Finn vadeó como pudo el légamo y la estancada laguna y se acercó a Tyorl.

—Vayamos hacia el este. Ignoro las características de estos barrizales, pero al menos en esa dirección el panorama parece estar más claro. —Clavó sus acerados ojos azules en Lavim por un momento y se volvió al elfo—. Deberías matar a ese bastardo ante de salir de aquí.

Springtoe, que tenía un sinfín de excusas en la punta de la lengua, optó por enmudecer. Esperó a que Finn desapareciera en la niebla, seguido por Kembal, antes de dirigirse a Tyorl.

—No lo decía en serio, ¿verdad? ¿No irás a deshacerte de mí?

El guerrero, por toda contestación, le hizo un gesto para que caminara delante de él.

—Piper —preguntó el kender mentalmente—, ¿crees que Finn piensa matarme?

Si no lo hace, lo haré yo, respondió el mago con voz áspera y terminante.

—Pe... pero yo sólo intentaba ayudar, Piper. ¿Piper?

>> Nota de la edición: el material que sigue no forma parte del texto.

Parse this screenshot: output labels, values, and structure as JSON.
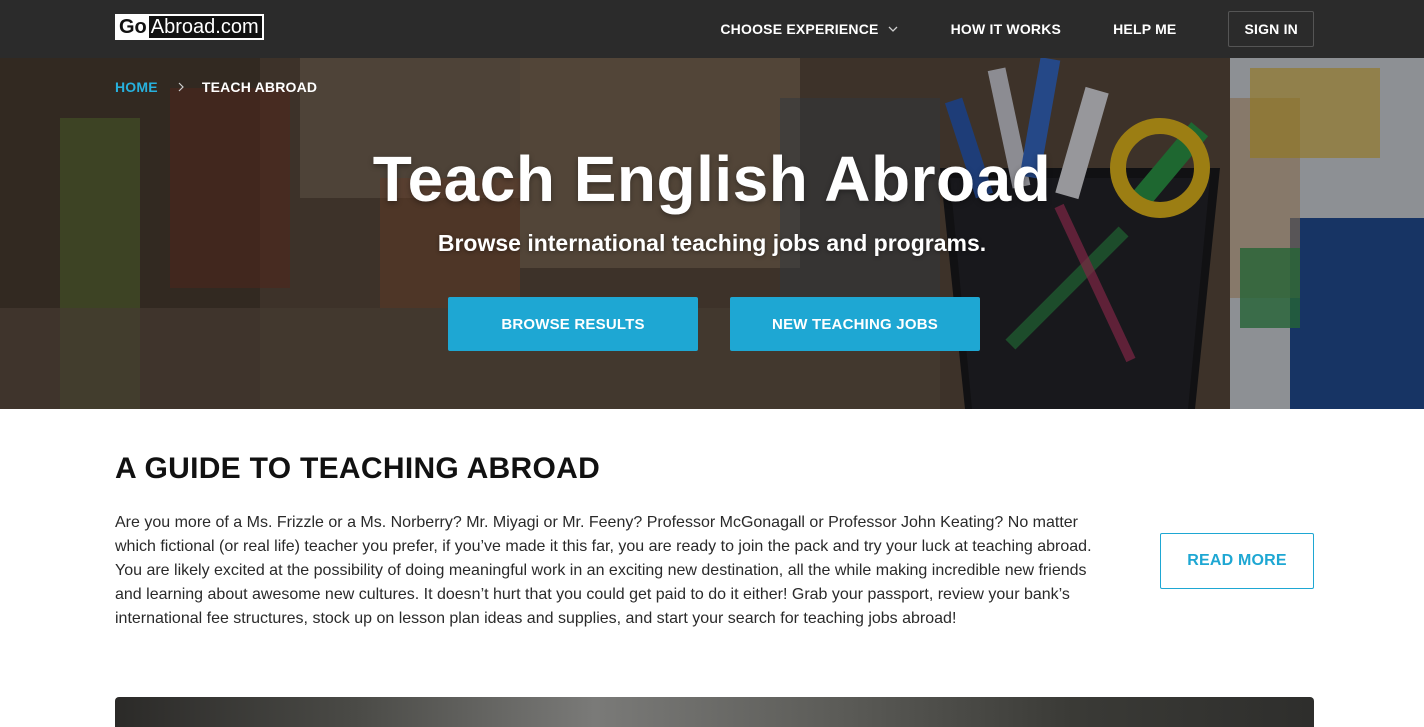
{
  "nav": {
    "logo_go": "Go",
    "logo_rest": "Abroad.com",
    "items": [
      {
        "label": "CHOOSE EXPERIENCE"
      },
      {
        "label": "HOW IT WORKS"
      },
      {
        "label": "HELP ME"
      },
      {
        "label": "SIGN IN"
      }
    ]
  },
  "breadcrumb": {
    "home": "HOME",
    "current": "TEACH ABROAD"
  },
  "hero": {
    "title": "Teach English Abroad",
    "subtitle": "Browse international teaching jobs and programs.",
    "buttons": [
      {
        "label": "BROWSE RESULTS"
      },
      {
        "label": "NEW TEACHING JOBS"
      }
    ]
  },
  "guide": {
    "title": "A GUIDE TO TEACHING ABROAD",
    "body": "Are you more of a Ms. Frizzle or a Ms. Norberry? Mr. Miyagi or Mr. Feeny? Professor McGonagall or Professor John Keating? No matter which fictional (or real life) teacher you prefer, if you’ve made it this far, you are ready to join the pack and try your luck at teaching abroad. You are likely excited at the possibility of doing meaningful work in an exciting new destination, all the while making incredible new friends and learning about awesome new cultures. It doesn’t hurt that you could get paid to do it either! Grab your passport, review your bank’s international fee structures, stock up on lesson plan ideas and supplies, and start your search for teaching jobs abroad!",
    "read_more": "READ MORE"
  },
  "colors": {
    "accent": "#1ea7d3",
    "nav_bg": "#2b2b2b",
    "breadcrumb_link": "#27b1de"
  },
  "icons": {
    "dropdown": "chevron-down-icon",
    "breadcrumb_sep": "chevron-right-icon"
  }
}
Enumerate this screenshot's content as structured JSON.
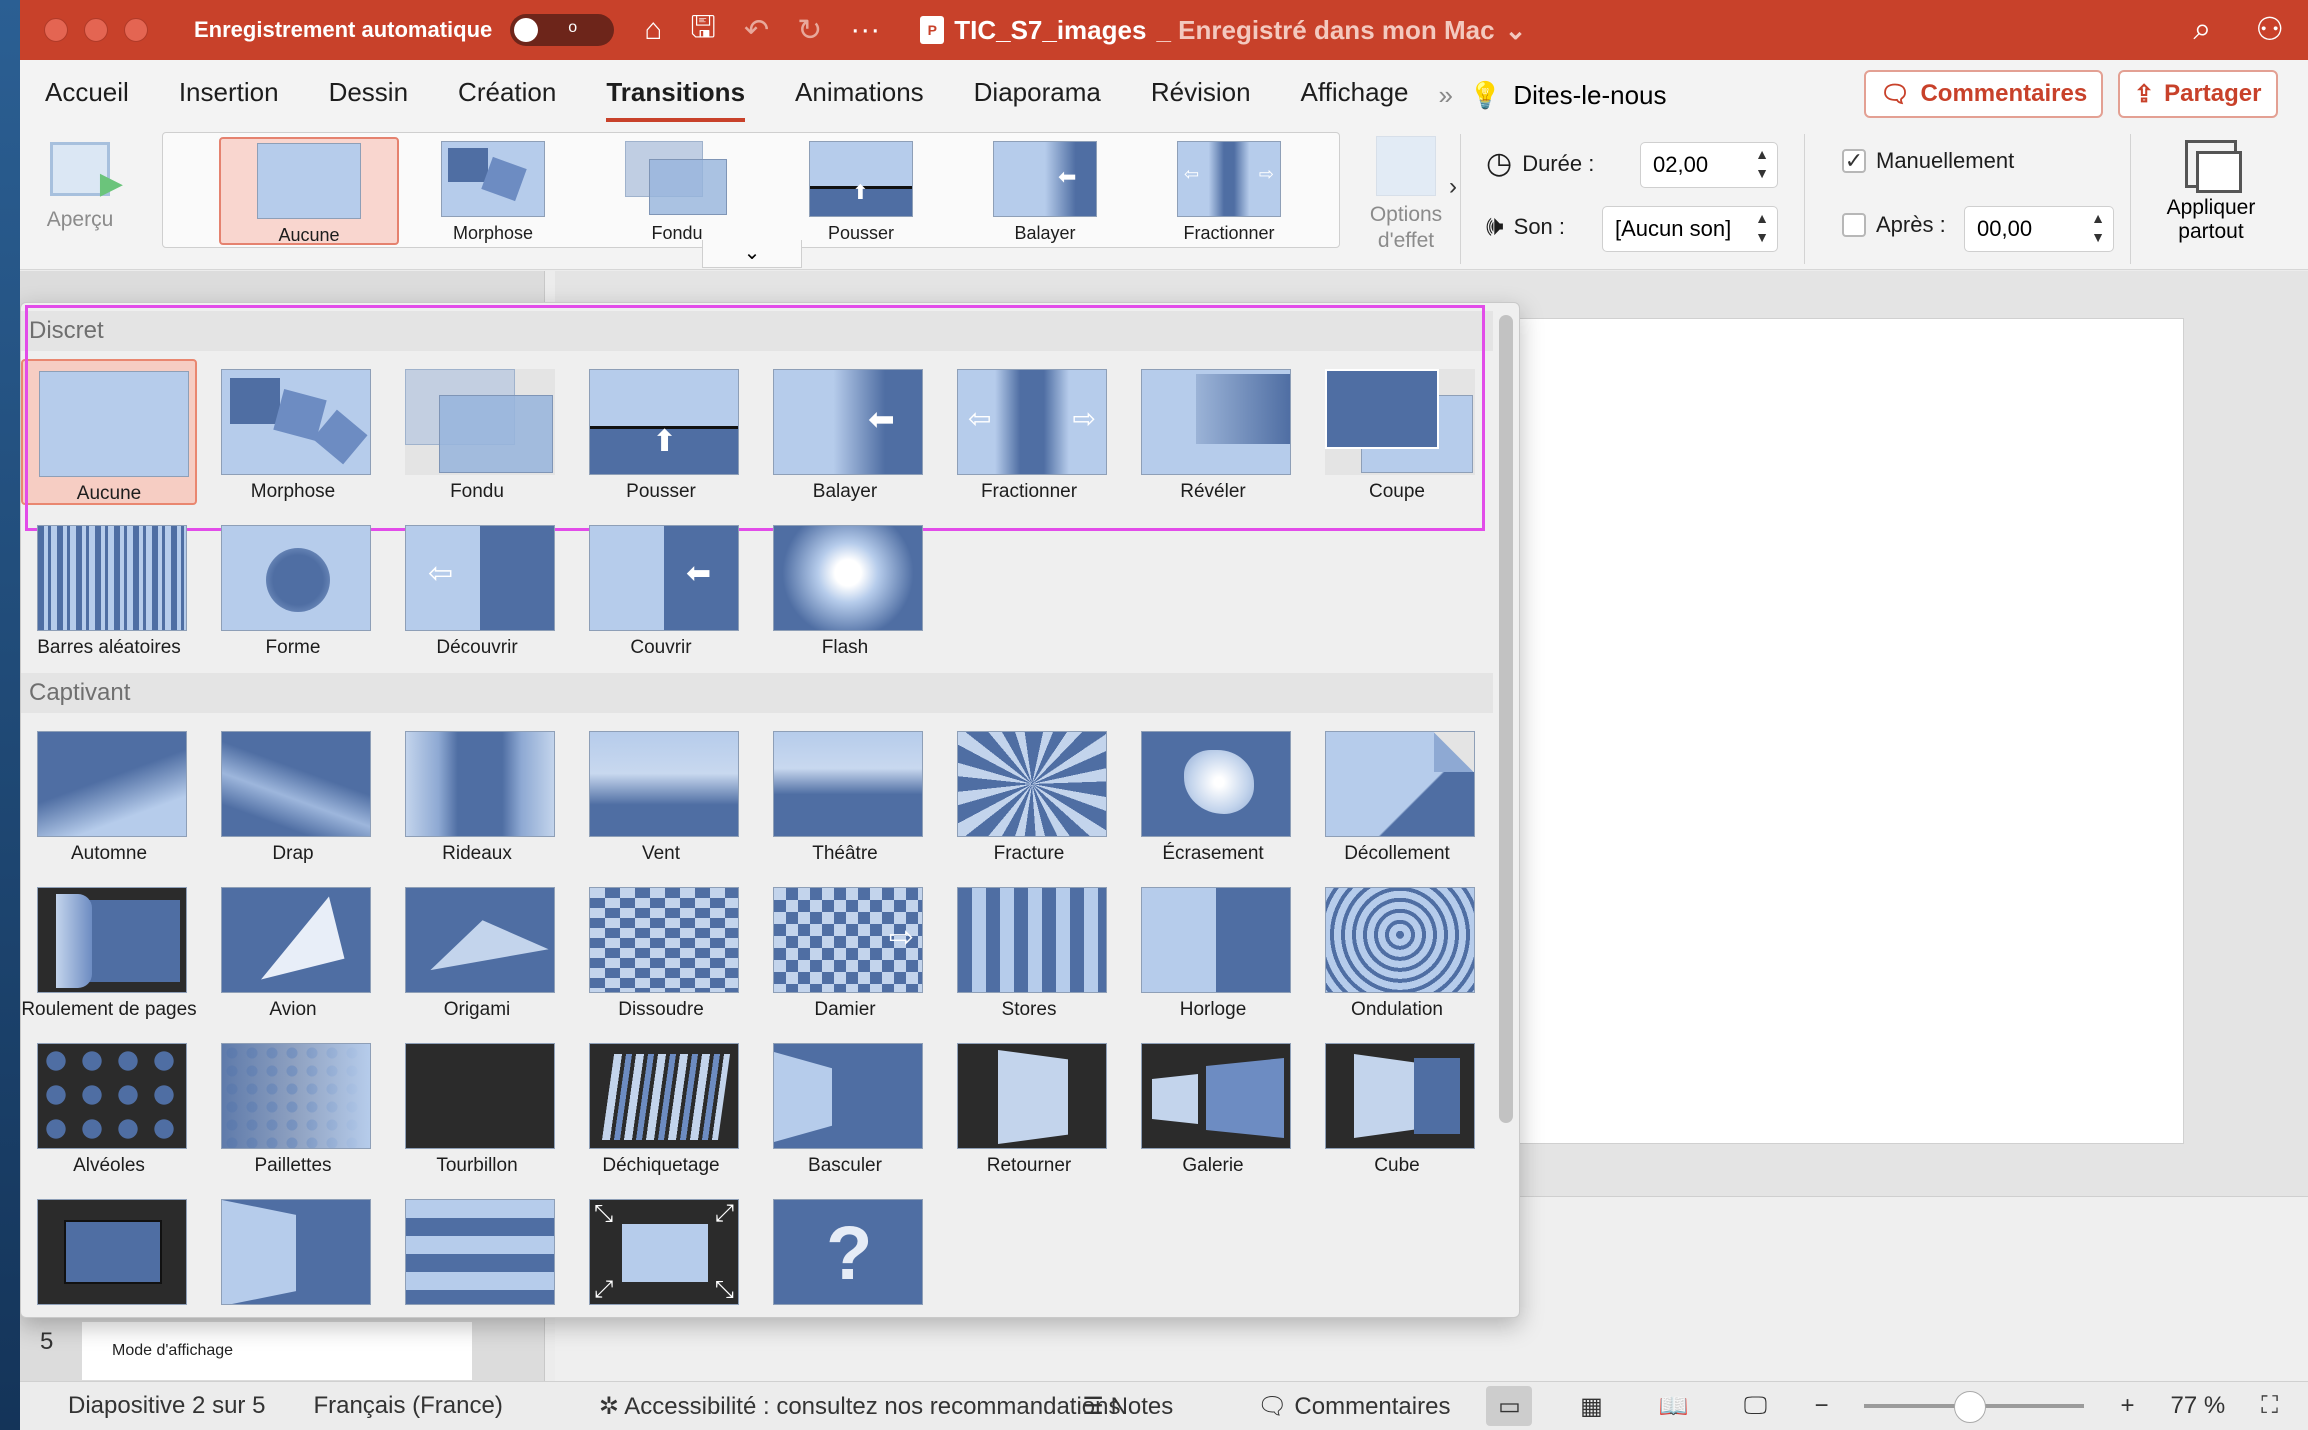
{
  "titlebar": {
    "autosave_label": "Enregistrement automatique",
    "autosave_state": "o",
    "doc_name": "TIC_S7_images",
    "doc_status": "_ Enregistré dans mon Mac",
    "icons": [
      "home-icon",
      "save-icon",
      "undo-icon",
      "redo-icon",
      "more-icon",
      "search-icon",
      "share-people-icon"
    ]
  },
  "menu": {
    "tabs": [
      "Accueil",
      "Insertion",
      "Dessin",
      "Création",
      "Transitions",
      "Animations",
      "Diaporama",
      "Révision",
      "Affichage"
    ],
    "active": "Transitions",
    "tell_me": "Dites-le-nous",
    "comments_btn": "Commentaires",
    "share_btn": "Partager"
  },
  "ribbon": {
    "preview_label": "Aperçu",
    "gallery": [
      "Aucune",
      "Morphose",
      "Fondu",
      "Pousser",
      "Balayer",
      "Fractionner"
    ],
    "effect_options_line1": "Options",
    "effect_options_line2": "d'effet",
    "duration_label": "Durée :",
    "duration_value": "02,00",
    "sound_label": "Son :",
    "sound_value": "[Aucun son]",
    "manual_label": "Manuellement",
    "manual_checked": true,
    "after_label": "Après :",
    "after_value": "00,00",
    "after_checked": false,
    "apply_all_line1": "Appliquer",
    "apply_all_line2": "partout"
  },
  "dropdown": {
    "section_discret": "Discret",
    "section_captivant": "Captivant",
    "discret_row1": [
      "Aucune",
      "Morphose",
      "Fondu",
      "Pousser",
      "Balayer",
      "Fractionner",
      "Révéler",
      "Coupe"
    ],
    "discret_row2": [
      "Barres aléatoires",
      "Forme",
      "Découvrir",
      "Couvrir",
      "Flash"
    ],
    "captivant_row1": [
      "Automne",
      "Drap",
      "Rideaux",
      "Vent",
      "Théâtre",
      "Fracture",
      "Écrasement",
      "Décollement"
    ],
    "captivant_row2": [
      "Roulement de pages",
      "Avion",
      "Origami",
      "Dissoudre",
      "Damier",
      "Stores",
      "Horloge",
      "Ondulation"
    ],
    "captivant_row3": [
      "Alvéoles",
      "Paillettes",
      "Tourbillon",
      "Déchiquetage",
      "Basculer",
      "Retourner",
      "Galerie",
      "Cube"
    ]
  },
  "slides": {
    "visible_number": "5",
    "visible_title": "Mode d'affichage"
  },
  "statusbar": {
    "slide_info": "Diapositive 2 sur 5",
    "language": "Français (France)",
    "accessibility": "Accessibilité : consultez nos recommandations",
    "notes": "Notes",
    "comments": "Commentaires",
    "zoom": "77 %"
  },
  "colors": {
    "accent": "#c8412a",
    "selection_fill": "#f6cdc3",
    "highlight_border": "#e24ce9",
    "thumb_blue": "#b6cceb"
  }
}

Se hizo un silencio sepulcral en su cerebro.

—¡Vamos, Piper! ¡Es cierto! Sólo procuraba ayudar...

Mira a tu alrededor —gruñó el mago—. Sólo has conseguido garantizar que tus amigos y tú seréis carne de asado antes de arribar a Thorbardin.

Lavim dio un somero vistazo hacia atrás y tropezó, al olvidar que era prioritario fijarse en dónde ponía los pies. La cortina de fuego se acercaba cada vez más, lanzando una lluvia de ascuas al cielo.

Cauto, el kender decidió aguardar a estar lejos del fuego y de las ciénagas para recordarles a Tyorl y a Piper que, aunque aún no estuvieran en Thorbardin, habían ganado varios días en la fatigosa ruta.